Bruno Lemiechevsky

Personal information
- Full name: Bruno Mauricio Lemiechevsky Melessi
- Date of birth: 3 March 1994 (age 32)
- Place of birth: Montevideo, Uruguay
- Height: 1.88 m (6 ft 2 in)
- Position: Forward

Team information
- Current team: Tempio
- Number: 9

Senior career*
- Years: Team / Apps / (Gls)
- 2013: Cerdanyola del Vallès
- 2013–2014: Vilassar de Dalt
- 2014–2015: UD Molletense
- 2015: Vilassar de Mar
- 2016–2017: Slavia Mozyr / 38 / (6)
- 2018: Atlantas / 13 / (3)
- 2019–2020: Sant Julià / 18 / (9)
- 2020–2021: Inter Club d'Escaldes / 5 / (0)
- 2021: Villarrobledo / 18 / (3)
- 2021–2022: Santanyí / 37 / (10)
- 2022–2023: Li Punti / ? / (8)
- 2023: Calangianus / ? / (0)
- 2024: Li Punti / ? / (7)
- 2024–: Tempio / ? / (14)

= Bruno Lemiechevsky =

Uruguayan footballer (born 1994)

Bruno Mauricio Lemiechevsky Melessi (Бруна Лемяшэўскі, born 3 March 1994), also known as Bruno Melessi, is a Uruguayan professional footballer who plays for Italian club Tempio.

==Career==
Lemiechevsky spent his youth football years playing in lower Catalonia-based Spanish leagues.
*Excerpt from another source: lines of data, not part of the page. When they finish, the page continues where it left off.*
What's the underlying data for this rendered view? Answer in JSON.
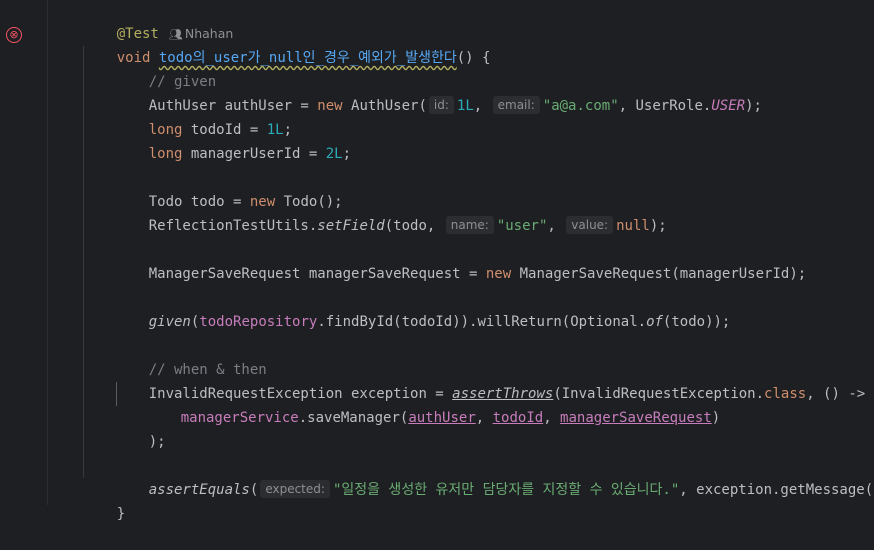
{
  "annotation": "@Test",
  "author": "Nhahan",
  "error_icon": "⊗",
  "method": {
    "modifier": "void",
    "name": "todo의_user가_null인_경우_예외가_발생한다",
    "open": "() {"
  },
  "lines": {
    "given_comment": "// given",
    "auth_user_type": "AuthUser authUser = ",
    "new": "new",
    "auth_user_ctor": " AuthUser(",
    "hint_id": "id:",
    "val_1L": "1L",
    "comma": ",",
    "hint_email": "email:",
    "email_str": "\"a@a.com\"",
    "user_role": ", UserRole.",
    "user_const": "USER",
    "close_paren_semi": ");",
    "long": "long",
    "todo_id": " todoId = ",
    "semi": ";",
    "manager_user_id": " managerUserId = ",
    "val_2L": "2L",
    "todo_decl": "Todo todo = ",
    "todo_ctor": " Todo();",
    "reflection": "ReflectionTestUtils.",
    "set_field": "setField",
    "set_field_args": "(todo,",
    "hint_name": "name:",
    "user_str": "\"user\"",
    "hint_value": "value:",
    "null": "null",
    "msr_decl": "ManagerSaveRequest managerSaveRequest = ",
    "msr_ctor": " ManagerSaveRequest(managerUserId);",
    "given": "given",
    "todo_repo": "todoRepository",
    "find_by_id": ".findById(todoId)).willReturn(Optional.",
    "of": "of",
    "of_args": "(todo));",
    "when_comment": "// when & then",
    "exception_decl": "InvalidRequestException exception = ",
    "assert_throws": "assertThrows",
    "assert_throws_args": "(InvalidRequestException.",
    "class": "class",
    "lambda": ", () ->",
    "manager_service": "managerService",
    "save_manager": ".saveManager(",
    "arg_auth_user": "authUser",
    "arg_sep": ", ",
    "arg_todo_id": "todoId",
    "arg_msr": "managerSaveRequest",
    "close_paren": ")",
    "assert_equals": "assertEquals",
    "open_paren": "(",
    "hint_expected": "expected:",
    "message_str": "\"일정을 생성한 유저만 담당자를 지정할 수 있습니다.\"",
    "get_message": ", exception.getMessage());",
    "close_brace": "}"
  }
}
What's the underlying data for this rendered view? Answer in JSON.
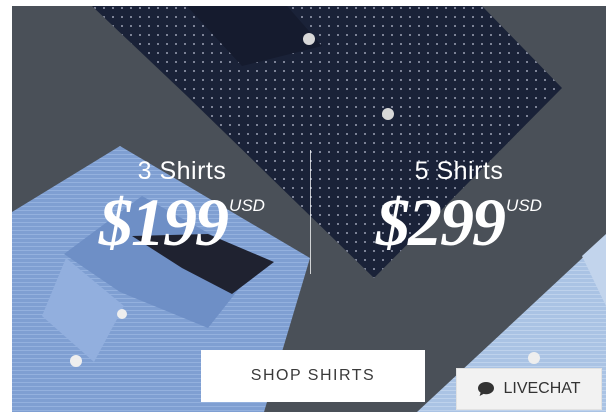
{
  "promo": {
    "offer_3": {
      "quantity": "3 Shirts",
      "price": "$199",
      "currency": "USD"
    },
    "offer_5": {
      "quantity": "5 Shirts",
      "price": "$299",
      "currency": "USD"
    }
  },
  "cta": {
    "label": "SHOP SHIRTS"
  },
  "livechat": {
    "label": "LIVECHAT",
    "icon": "chat-bubble-icon"
  },
  "colors": {
    "background": "#4a5058",
    "navy_shirt": "#1a2238",
    "blue_shirt": "#7e9fd0",
    "light_blue_shirt": "#a9c2e3",
    "button": "#ffffff"
  }
}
While visiting his relatives in Belarus in 2015, he was recruited by Slavia Mozyr and joined them officially in 2016.

From August 2018 he plays for Lithuanian club FK Atlantas Klaipėda in A lyga.
In first match scored goal against FK Jonava.

On 2020 season he joined to Inter Club d'Escaldes.

ON 6 January 2021, Lemiechevsky signed for Spanish club CP Villarrobledo.

==Personal life==
Due to having Belarusian ancestry, being born in Uruguay and having Spanish citizenship, he is eligible to represent Belarus, Spain and Uruguay.